The second thing was a painful lesson. Some studios publish release dates, some don't. For the ones that don't (looking at you, VR Bangers network, roughly 1,700 videos missing dates), I built a dedicated Apify actor to visit each video URL and scrape the displayed release date. First test run cost $0.046 for four URLs, about 900× the expected baseline. Turns out Apify's default memory allocation is 4 GB; my actor only needs 256 MB, and nobody tells you that 4 GB × even a few seconds of runtime adds up fast. Fixed the memory tier and moved on, but then hit the real issue: the target site sits behind Cloudflare's managed challenge. Residential proxy brought the success rate up, but never to a level that made economic sense at 1,700-page scale. Called it. The scraper is parked with a full post-mortem in the cost-optimisation playbook, and the backlog is going to get a manual browser userscript instead.

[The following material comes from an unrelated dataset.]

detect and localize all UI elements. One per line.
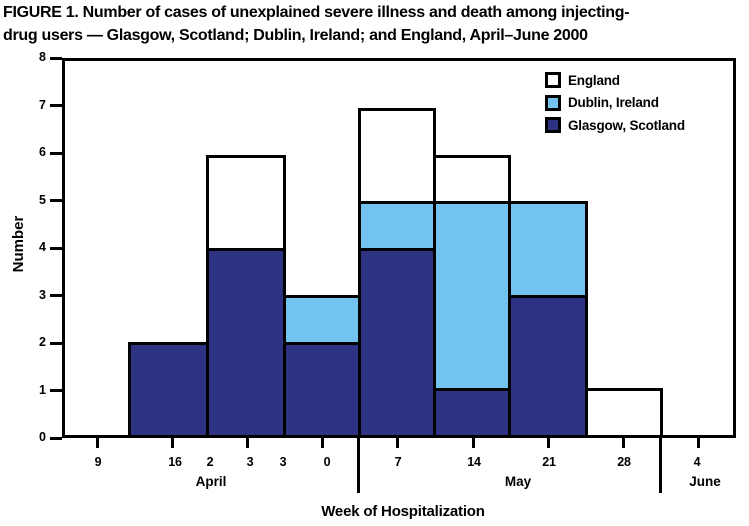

In the quieter background: FreeOnes actor enrichment shipped, a separate Apify actor pulls bio, country, aliases, birthday, measurements, and avatar from each performer's public profile, then the writer gained a "tier-2.5" alias matching step so future imports auto-link by stage name even if the scraper uses a different spelling. Roughly 61% hit rate (not every performer has a FreeOnes page), about $0.017 per 200-actor run at 256 MB. Admin button + inline trigger + hourly sweep. The in-flight progress indicators on the admin panel also went in, every long-running processor now brackets its work between a "running" row start and a completion update, so the admin dashboard can poll and show "import: 1m 47s" next to the Run button.